Age | Commit message (Collapse) | Author | Files | Lines |
|
Async processes can be implemented as separate forked
processes, or as threads (depending on the NO_PTHREADS
setting). In the latter case, if an async thread gets
SIGPIPE, it takes down the whole process. This is obviously
bad if the main process was not otherwise going to die, but
even if we were going to die, it means the main process does
not have a chance to report a useful error message.
There's also the small matter that forked async processes
will not take the main process down on a signal, meaning git
will behave differently depending on the NO_PTHREADS
setting.
This patch fixes it by adding a new flag to "struct async"
to block SIGPIPE just in the async thread. In theory, this
should always be on (which makes async threads behave more
like async processes), but we would first want to make sure
that each async process we spawn is careful about checking
return codes from write() and would not spew endlessly into
a dead pipe. So let's start with it as optional, and we can
enable it for specific sites in future patches.

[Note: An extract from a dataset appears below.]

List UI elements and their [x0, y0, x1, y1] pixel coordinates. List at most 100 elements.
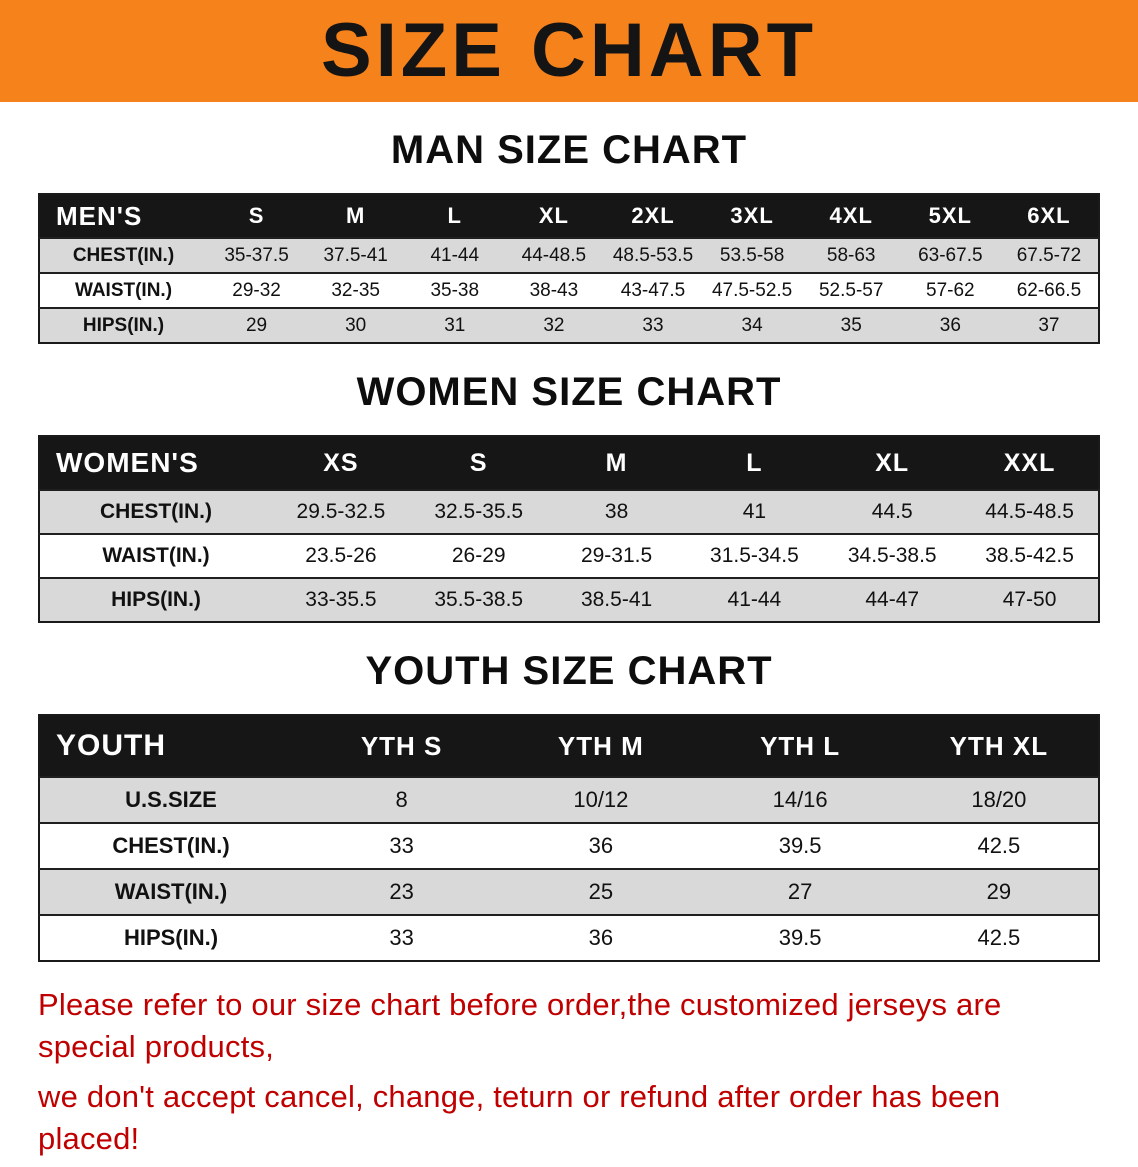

The natural name for this option would be "ignore_sigpipe",
since that's what it does for the threaded case. But since
that name might imply that we are ignoring it in all cases
(including the separate-process one), let's call it
"isolate_sigpipe". What we are really asking for is
isolation. I.e., not to have our main process taken down by
signals spawned by the async process. How that is
implemented is up to the run-command code.

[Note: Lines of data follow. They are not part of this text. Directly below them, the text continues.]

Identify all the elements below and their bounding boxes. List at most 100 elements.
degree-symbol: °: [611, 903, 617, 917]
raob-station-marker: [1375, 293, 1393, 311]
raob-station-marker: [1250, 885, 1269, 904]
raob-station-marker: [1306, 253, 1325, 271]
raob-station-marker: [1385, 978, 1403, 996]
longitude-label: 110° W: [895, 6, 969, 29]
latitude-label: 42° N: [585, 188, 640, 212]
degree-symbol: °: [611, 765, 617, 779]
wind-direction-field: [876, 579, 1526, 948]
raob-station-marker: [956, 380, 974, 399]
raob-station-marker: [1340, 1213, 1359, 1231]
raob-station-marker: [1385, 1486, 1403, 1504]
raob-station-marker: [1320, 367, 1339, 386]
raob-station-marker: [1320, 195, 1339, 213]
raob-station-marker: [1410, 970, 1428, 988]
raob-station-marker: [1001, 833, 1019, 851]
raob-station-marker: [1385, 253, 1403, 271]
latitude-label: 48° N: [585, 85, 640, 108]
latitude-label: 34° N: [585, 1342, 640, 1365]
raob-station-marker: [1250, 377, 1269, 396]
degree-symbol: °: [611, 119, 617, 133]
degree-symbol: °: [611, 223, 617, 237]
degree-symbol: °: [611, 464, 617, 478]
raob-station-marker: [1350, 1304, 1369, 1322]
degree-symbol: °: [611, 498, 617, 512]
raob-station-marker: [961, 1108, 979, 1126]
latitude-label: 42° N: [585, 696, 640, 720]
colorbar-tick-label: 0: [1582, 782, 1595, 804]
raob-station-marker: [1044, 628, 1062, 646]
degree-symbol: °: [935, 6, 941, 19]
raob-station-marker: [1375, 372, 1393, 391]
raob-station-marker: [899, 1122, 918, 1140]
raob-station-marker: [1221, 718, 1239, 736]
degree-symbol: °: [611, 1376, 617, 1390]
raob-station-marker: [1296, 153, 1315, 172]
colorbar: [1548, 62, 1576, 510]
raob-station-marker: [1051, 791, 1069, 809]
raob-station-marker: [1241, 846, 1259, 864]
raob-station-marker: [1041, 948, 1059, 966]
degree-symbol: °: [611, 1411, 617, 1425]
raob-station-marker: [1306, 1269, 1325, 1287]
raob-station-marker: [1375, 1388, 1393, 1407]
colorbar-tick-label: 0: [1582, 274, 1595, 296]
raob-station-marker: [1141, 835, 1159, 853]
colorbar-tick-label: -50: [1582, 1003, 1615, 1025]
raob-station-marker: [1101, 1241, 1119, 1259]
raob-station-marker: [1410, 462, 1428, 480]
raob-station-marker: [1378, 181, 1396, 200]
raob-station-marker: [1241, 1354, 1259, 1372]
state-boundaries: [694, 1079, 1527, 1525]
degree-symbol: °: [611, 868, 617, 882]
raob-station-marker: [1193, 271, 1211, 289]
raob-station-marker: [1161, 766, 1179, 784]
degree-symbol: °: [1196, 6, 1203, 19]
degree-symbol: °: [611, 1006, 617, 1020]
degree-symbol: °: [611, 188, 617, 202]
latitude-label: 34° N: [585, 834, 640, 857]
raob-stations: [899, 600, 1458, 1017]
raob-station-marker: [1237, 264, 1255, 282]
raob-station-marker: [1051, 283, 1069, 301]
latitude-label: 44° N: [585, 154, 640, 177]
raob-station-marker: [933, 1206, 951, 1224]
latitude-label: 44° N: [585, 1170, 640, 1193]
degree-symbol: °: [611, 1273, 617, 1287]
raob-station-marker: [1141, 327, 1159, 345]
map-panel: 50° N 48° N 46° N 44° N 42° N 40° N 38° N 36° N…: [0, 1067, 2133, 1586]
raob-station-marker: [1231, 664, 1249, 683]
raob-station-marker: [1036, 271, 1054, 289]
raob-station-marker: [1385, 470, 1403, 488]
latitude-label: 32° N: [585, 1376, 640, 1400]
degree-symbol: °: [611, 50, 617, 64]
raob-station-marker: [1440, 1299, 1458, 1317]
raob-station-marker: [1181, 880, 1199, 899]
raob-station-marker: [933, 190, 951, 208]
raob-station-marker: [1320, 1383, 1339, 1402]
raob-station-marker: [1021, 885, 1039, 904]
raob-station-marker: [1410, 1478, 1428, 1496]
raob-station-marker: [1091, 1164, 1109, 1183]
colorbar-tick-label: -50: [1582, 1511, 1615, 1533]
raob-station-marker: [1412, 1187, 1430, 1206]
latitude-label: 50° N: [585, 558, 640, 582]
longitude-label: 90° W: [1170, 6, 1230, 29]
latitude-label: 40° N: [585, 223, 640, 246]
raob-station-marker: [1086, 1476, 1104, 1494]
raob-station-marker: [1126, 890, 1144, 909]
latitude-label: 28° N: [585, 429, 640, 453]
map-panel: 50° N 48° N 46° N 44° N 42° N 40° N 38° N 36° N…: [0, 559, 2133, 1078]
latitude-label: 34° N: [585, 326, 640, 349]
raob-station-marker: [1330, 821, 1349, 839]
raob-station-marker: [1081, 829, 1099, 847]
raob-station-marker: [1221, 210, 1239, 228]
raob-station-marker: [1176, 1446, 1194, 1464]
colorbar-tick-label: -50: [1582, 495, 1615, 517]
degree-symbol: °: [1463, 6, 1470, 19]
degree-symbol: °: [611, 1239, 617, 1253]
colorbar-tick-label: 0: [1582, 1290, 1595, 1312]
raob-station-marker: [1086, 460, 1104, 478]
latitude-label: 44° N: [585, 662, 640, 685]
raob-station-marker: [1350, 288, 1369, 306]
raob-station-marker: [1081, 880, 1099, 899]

Signed-off-by: Jeff King <peff@peff.net>
Signed-off-by: Junio C Hamano <gitster@pobox.com>
|
|
This fixes a deadlock on the client side when pushing a
large number of refs from a corrupted repo. There's a
reproduction script below, but let's start with a
human-readable explanation.
The client side of a push goes something like this:
1. Start an async process to demux sideband coming from
the server.
2. Run pack-objects to send the actual pack, and wait for
its status via finish_command().
3. If pack-objects failed, abort immediately.
4. If pack-objects succeeded, read the per-ref status from
the server, which is actually coming over a pipe from
the demux process started in step 1.
We run finish_async() to wait for and clean up the demux
process in two places. In step 3, if we see an error, we
want it to end early. And after step 4, it should be done
writing any data and we are just cleaning it up.

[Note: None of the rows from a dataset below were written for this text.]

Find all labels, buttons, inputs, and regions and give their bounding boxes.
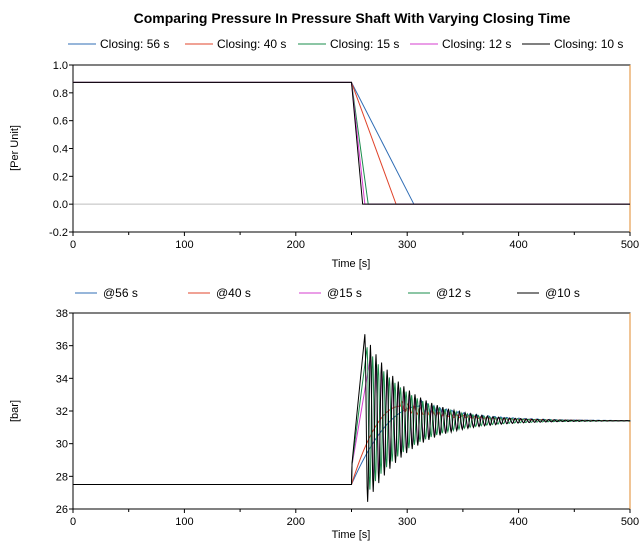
top-legend-label-closing-40-s: Closing: 40 s: [217, 37, 286, 51]
bottom-y-tick-label: 28: [56, 471, 68, 483]
bottom-y-tick-label: 36: [56, 341, 68, 353]
top-x-tick-label: 500: [621, 239, 639, 251]
top-series: [73, 81, 630, 205]
bottom-x-tick-label: 100: [175, 516, 193, 528]
bottom-x-tick-label: 500: [621, 516, 639, 528]
bottom-x-ticks: 0 100 200 300 400 500: [70, 509, 639, 528]
bottom-y-ticks: 26 28 30 32 34 36 38: [56, 308, 73, 516]
bottom-series-10-s: [73, 334, 631, 502]
bottom-legend-label-12-s: @12 s: [436, 286, 471, 300]
bottom-x-tick-label: 300: [398, 516, 416, 528]
bottom-y-tick-label: 26: [56, 504, 68, 516]
top-legend-label-closing-12-s: Closing: 12 s: [442, 37, 511, 51]
top-y-tick-label: 1.0: [53, 60, 68, 72]
bottom-x-axis-label: Time [s]: [332, 529, 371, 541]
top-y-tick-label: -0.2: [49, 227, 68, 239]
top-plot-area: [72, 64, 631, 233]
top-y-ticks: -0.2 0.0 0.2 0.4 0.6 0.8 1.0: [49, 60, 73, 239]
top-legend-label-closing-15-s: Closing: 15 s: [330, 37, 399, 51]
bottom-legend-label-40-s: @40 s: [216, 286, 251, 300]
chart-title: Comparing Pressure In Pressure Shaft Wit…: [134, 10, 571, 26]
bottom-y-tick-label: 30: [56, 439, 68, 451]
top-x-tick-label: 400: [509, 239, 527, 251]
top-legend-label-closing-10-s: Closing: 10 s: [554, 37, 623, 51]
top-x-tick-label: 0: [70, 239, 76, 251]
top-y-tick-label: 0.4: [53, 144, 68, 156]
top-x-tick-label: 200: [287, 239, 305, 251]
bottom-series: [73, 334, 631, 502]
bottom-y-tick-label: 34: [56, 373, 68, 385]
top-y-tick-label: 0.2: [53, 171, 68, 183]
top-series-closing-40-s: [73, 81, 630, 205]
top-x-ticks: 0 100 200 300 400 500: [70, 232, 639, 251]
top-x-tick-label: 100: [175, 239, 193, 251]
top-legend-label-closing-56-s: Closing: 56 s: [100, 37, 169, 51]
bottom-legend: @56 s @40 s @15 s @12 s @10 s: [75, 286, 580, 300]
top-y-tick-label: 0.6: [53, 116, 68, 128]
bottom-x-tick-label: 200: [287, 516, 305, 528]
top-y-tick-label: 0.8: [53, 88, 68, 100]
top-series-closing-15-s: [73, 81, 630, 205]
bottom-legend-label-56-s: @56 s: [103, 286, 138, 300]
top-y-tick-label: 0.0: [53, 199, 68, 211]
top-x-axis-label: Time [s]: [332, 258, 371, 270]
bottom-legend-label-10-s: @10 s: [545, 286, 580, 300]
top-chart: Closing: 56 s Closing: 40 s Closing: 15 s C…: [9, 37, 639, 270]
bottom-y-tick-label: 38: [56, 308, 68, 320]
top-series-closing-12-s: [73, 81, 630, 205]
top-series-closing-56-s: [73, 81, 630, 205]
bottom-x-tick-label: 0: [70, 516, 76, 528]
bottom-chart: @56 s @40 s @15 s @12 s @10 s 26 28 30 32 34 36 38…: [9, 286, 639, 541]
bottom-x-tick-label: 400: [509, 516, 527, 528]
top-y-axis-label: [Per Unit]: [9, 125, 21, 171]
bottom-y-tick-label: 32: [56, 406, 68, 418]
top-x-tick-label: 300: [398, 239, 416, 251]
top-series-closing-10-s: [73, 81, 630, 205]
top-legend: Closing: 56 s Closing: 40 s Closing: 15 s C…: [68, 37, 623, 51]
bottom-series-12-s: [73, 347, 631, 490]
bottom-legend-label-15-s: @15 s: [327, 286, 362, 300]
bottom-y-axis-label: [bar]: [9, 400, 21, 422]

Let's focus on the error case first. We hand the output
descriptor to the server over to pack-objects. So by the
time it has returned an error to us, it has closed the
descriptor and the server has gotten EOF. The server will
mark all refs as failed with "unpacker error" and send us
back the status for each (followed by EOF).
This status goes to the demuxer thread, which relays it over
a pipe to the main thread. But the main thread never even
tries reading the status. It's trying to bail because of the
pack-objects error, and is waiting for the demuxer thread to
finish. If there are a small number of refs, that's OK; the
demuxer thread writes into the pipe buffer, sees EOF from
the server, and quits. But if there are a large number of
refs, it may block on write() back to the main thread,
leading to a deadlock (the main thread is waiting for the
demuxer to finish, the demuxer is waiting for the main
thread to read).
We can break this deadlock by closing the pipe between the
demuxer and the main thread before calling finish_async().
Then the demuxer gets a write() error and exits.
The non-error case usually just works, because we will have
read all of the data from the other side. We do close
demux.out already, but we only do so _after_ calling
finish_async(). This is OK because there shouldn't be any
more data coming from the server. But technically we've only
read to a flush packet, and a broken or malicious server
could be sending more cruft. In such a case, we would hit
the same deadlock. Closing the pipe first doesn't affect the
normal case, and means that for a cruft-sending server,
we'll notice a write() error rather than deadlocking.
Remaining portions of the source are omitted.